Europa. Eine überwiegend positive Bilanz ziehen Experten ein Jahr nach der EU-Erweiterung am 1. Mai 2004. Das wurde anlässlich einer öffentlichen Anhörung im Europaausschuss am 29. Juni deutlich.
Am Beispiel Deutschlands und Polens, so war man sich einig, zeige sich, dass es insbesondere beim Zusammenwachsen in kulturellen und wissenschaftlichen Bereichen Fortschritte gebe. Bei der Betrachtung der wirtschaftlichen Situation wurden hingegen Unterschiede deutlich. Während Bernhard Welschke vom Bundesverband der Deutschen Industrie angesichts der gestiegenen Exporte in die Beitrittsländer von einem "spürbaren Beitrag zu Wachstum und Beschäftigung in Deutschland" sprach, kritisierte Sachsens Ministerpräsident Georg Milbradt (CDU) die zunehmende Verlagerung der Produktion nach Polen und Tschechien, was in seinem Bundesland zu einem Wegfall von Arbeitsplätzen führe.
Professorin Irena Lipowicz, Sonderbeauftragte der polnischen Regierung für deutsch-polnische Beziehungen, erinnerte an die vielen Ängste, die es vor der Erweiterung gegeben habe. Tatsächlich habe es jedoch weder die befürchtete Massenwanderung polnischer Arbeitsuchender in die alten EU-Länder gegeben, noch habe man das Phänomen des "Sozialtourismus" beobachten können. Für viele junge Polen habe sich durch die Erweiterung die Motivation erhöht, im Land zu bleiben. Dies belege auch die gestiegene Zahl der Studenten.
Professorin Gesine Schwan, Präsidentin der Europa Universität Frankfurt/Oder, schilderte Erfahrungen aus ihrem Tätigkeitsbereich im Grenzgebiet zum polnischen Slubice. Die Aufnahme Polens habe in der lokalen Bevölkerung zu einer neuen Einstellung dem Nachbarland gegenüber geführt. Es gehe nun nicht mehr um das "Ob" einer Erweiterung, sondern um eine sinnvolle und für beide Seiten befriedigende Gestaltung des vollzogenen Zusammenschlusses.
Der 1. Mai 2004 sei lediglich ein historisches Datum, so betonte der Leiter des ungarischen Weltwirtschaftsforschungsinstitutes, Professor Andras Inotai. Die Erweiterung habe schon viel früher angefangen und sei eine langwierige Entwicklung. Er warnte davor, alle derzeitigen wirtschaftlichen Probleme der Erweiterung anzulasten. Eine Vielzahl davon habe sich durch globale Herausforderungen und Fehler in der nationalen Wirtschaftpolitik ergeben. Ein Jahr nach der Erweiterung könne man feststellen: Es gab keine Katastrophen, aber auch keine positiven Wunder, so Inotai.

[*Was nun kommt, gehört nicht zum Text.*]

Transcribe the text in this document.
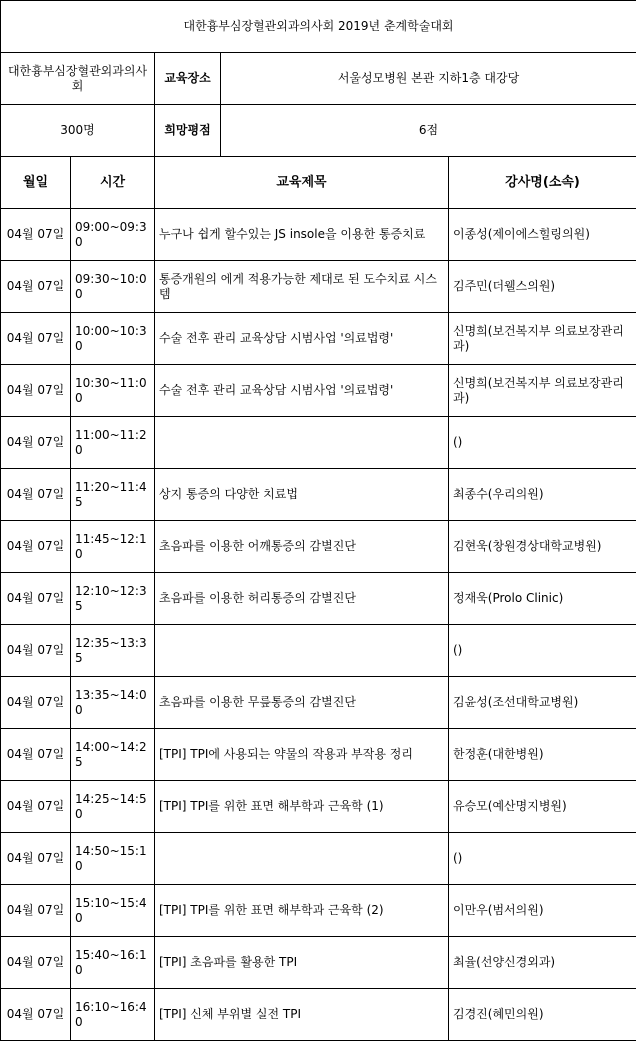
대한흉부심장혈관외과의사회 2019년 춘계학술대회				
대한흉부심장혈관외과의사회		교육장소	서울성모병원 본관 지하1층 대강당	
300명		희망평점	6점	
월일	시간	교육제목		강사명(소속)
04월 07일	09:00~09:30	누구나 쉽게 할수있는 JS insole을 이용한 통증치료		이종성(제이에스힐링의원)
04월 07일	09:30~10:00	통증개원의 에게 적용가능한 제대로 된 도수치료 시스템		김주민(더웰스의원)
04월 07일	10:00~10:30	수술 전후 관리 교육상담 시범사업 '의료법령'		신명희(보건복지부 의료보장관리과)
04월 07일	10:30~11:00	수술 전후 관리 교육상담 시범사업 '의료법령'		신명희(보건복지부 의료보장관리과)
04월 07일	11:00~11:20			()
04월 07일	11:20~11:45	상지 통증의 다양한 치료법		최종수(우리의원)
04월 07일	11:45~12:10	초음파를 이용한 어깨통증의 감별진단		김현욱(창원경상대학교병원)
04월 07일	12:10~12:35	초음파를 이용한 허리통증의 감별진단		정재욱(Prolo Clinic)
04월 07일	12:35~13:35			()
04월 07일	13:35~14:00	초음파를 이용한 무릎통증의 감별진단		김윤성(조선대학교병원)
04월 07일	14:00~14:25	[TPI] TPI에 사용되는 약물의 작용과 부작용 정리		한정훈(대한병원)
04월 07일	14:25~14:50	[TPI] TPI를 위한 표면 해부학과 근육학 (1)		유승모(예산명지병원)
04월 07일	14:50~15:10			()
04월 07일	15:10~15:40	[TPI] TPI를 위한 표면 해부학과 근육학 (2)		이만우(범서의원)
04월 07일	15:40~16:10	[TPI] 초음파를 활용한 TPI		최율(선양신경외과)
04월 07일	16:10~16:40	[TPI] 신체 부위별 실전 TPI		김경진(혜민의원)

Es gebe Positives und Negatives zu benennen, sagte Ministerpräsident Milbradt. Das kulturelle Zusammenwachsen erfolge gut, der wissenschaftliche Austausch sei in vollem Gange. Dennoch dürfe man die Augen vor Problemen nicht verschließen. Neben dem steigenden regionalen Handelsbilanzdefizit und dem damit verbundenen Verlust von Arbeitsplätzen gebe es auch erhebliche Probleme bei der Infrastruktur. Durch den Wegfall der Zollkontrollen habe der Verkehr schlagartig zugenommen. Gebraucht werde daher ein Sonderprogramm "Verkehrsprojekt EU-Erweiterung", so Milbradt.
Aus Sicht von Professor Egon Görgens von der Universität Bayreuth wäre die ohnehin schon stockende gesamtwirtschaftliche Entwicklung Deutschlands ohne die Erweiterung noch schlechter ausgefallen, da deutsche Unternehmen die verbesserten Exportmöglichkeiten erfolgreich nutzten. "Deutschland profitiert von der EU-Erweiterung", sagte der Präsident des Bundesumweltamtes in Berlin, Professor Andreas Troge. Die Umweltsituation in den Grenzgebieten habe sich wesentlich verbessert. Außerdem lasse die Einführung der EU-Umweltstandards die Nachfrage nach fortschrittlicher Umwelttechnik steigen, wovon deutsche Unternehmen profitieren könnten, konstatierte Troge.